The Importance of Having Multiple Carriers
While it’s humanly impossible to prepare for every possible scenario, the above framework at least gives us a way to mitigate and control the risks we’re aware of while building in the trust, flexibility and speed needed to respond to unforeseen events.
For eCommerce shipping, spreading your eCommerce volumes among multiple different partners for each destination country can help keep your shipments moving in case one of them runs into trouble.
However, onboarding and managing these partners could get complex and costly for your company depending on how you want to approach spreading your delivery risk across multiple shipping partners.

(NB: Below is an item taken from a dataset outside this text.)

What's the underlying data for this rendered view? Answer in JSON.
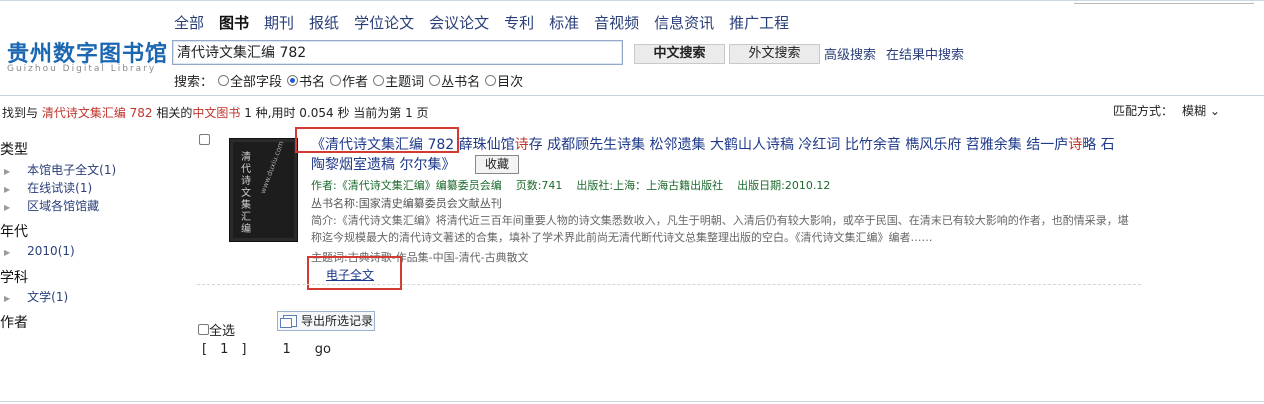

It can take on average 5 to 7.5 months to onboard and integrate with a new shipping partner, with larger shipping partners taking longer times. Request for Quotation (RFQ) periods could take between 1 to 2.5 months while the tech integration could take anywhere between 4 to 5 months to fully onboard a partner. When considering the time-value of money, all these steps require man-hour commitments from your company if you are doing this in-house.
Depending on the volumes for each lane (e.g. Malaysia to the United States or Singapore to Australia) that you commit to, you may not be able to get the best rates your partners have to offer as the volumes you provide may not get you the cheapest tier that shipping partners can offer.

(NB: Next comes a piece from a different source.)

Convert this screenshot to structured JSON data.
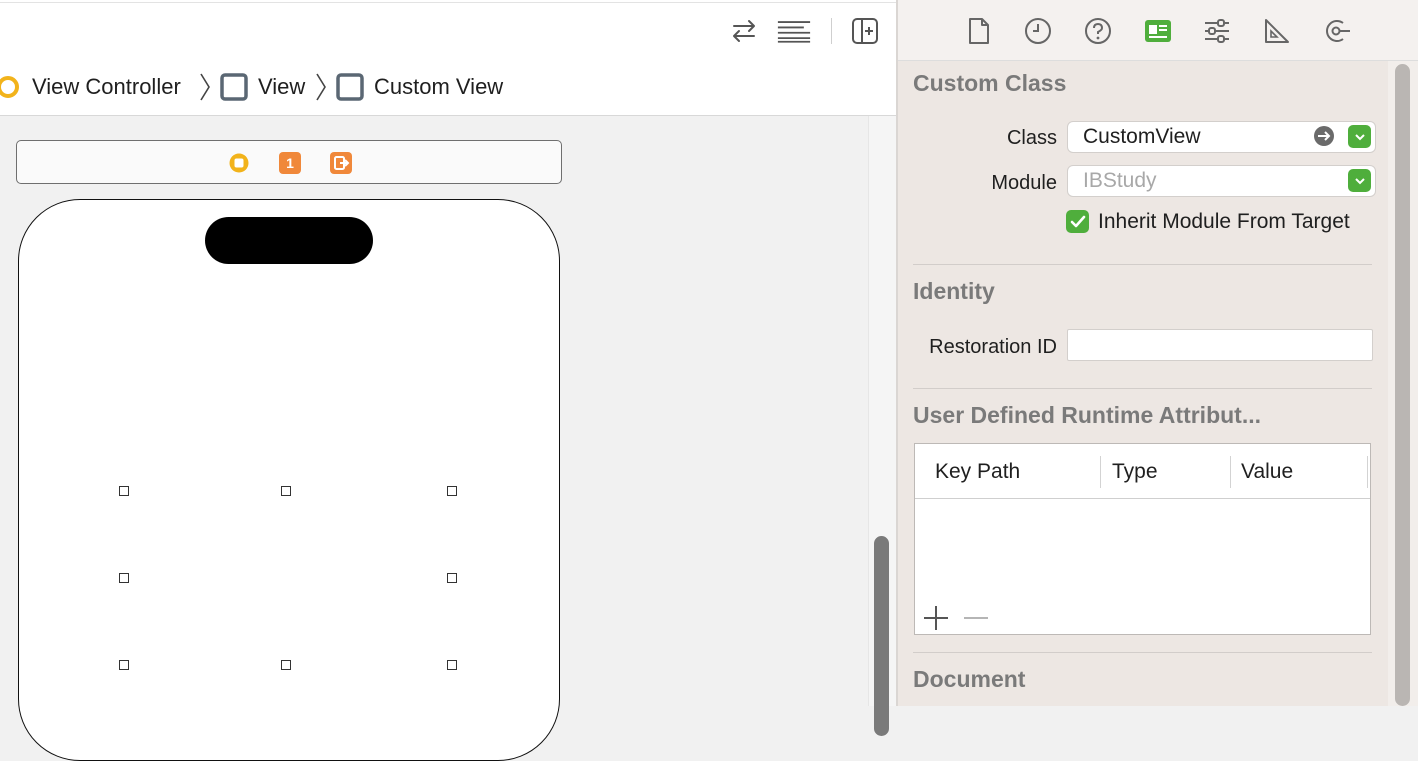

With the need to ensure that you always have multiple reliable shipping partners to work with to manage risk, it could make sense to work with a logistics vendor management partner who can help you manage and onboard all these shipping partners for you.
Janio has years of experience managing multiple logistics partners across the whole eCommerce delivery chain. We have a wide variety of shipping partners we work and manage on your behalf. This experience has also allowed us to refine our process of selecting, vetting and onboarding new shipping partners onto our network.
You’ll just need to onboard and integrate with a partner like Janio to gain access to our wide network of partners and our robust partner onboarding processes. As Janio directly manages these partners for you, we underwrite the risk when it comes to managing these partners’ volume.
Our selection process takes into account your supply chain needs at the time to ensure a good match. Our vetting process includes ensuring our partners have the proper registrations and licences. We also run background checks and anti bribery and corruption screening to ensure that your partners are legitimate and above-board.
Cost-wise, Janio’s high volumes give us economies of scale. Our volume consolidation gives us access to better rates that we pass on to our customers. Finally, your shipments with us will have risk coverage in case anything goes wrong, with the choice to upgrade the amount covered with our Parcel Shield service.
As our partners’ performance reflects on us, we also actively monitor and work with our partners to keep known risks to a minimum and have quick escalations to our partners to manage any unknown risks that may arise. Janio can be your one-stop shop for your shipping needs and our wide array of partners can help you manage and mitigate your supply chain risks.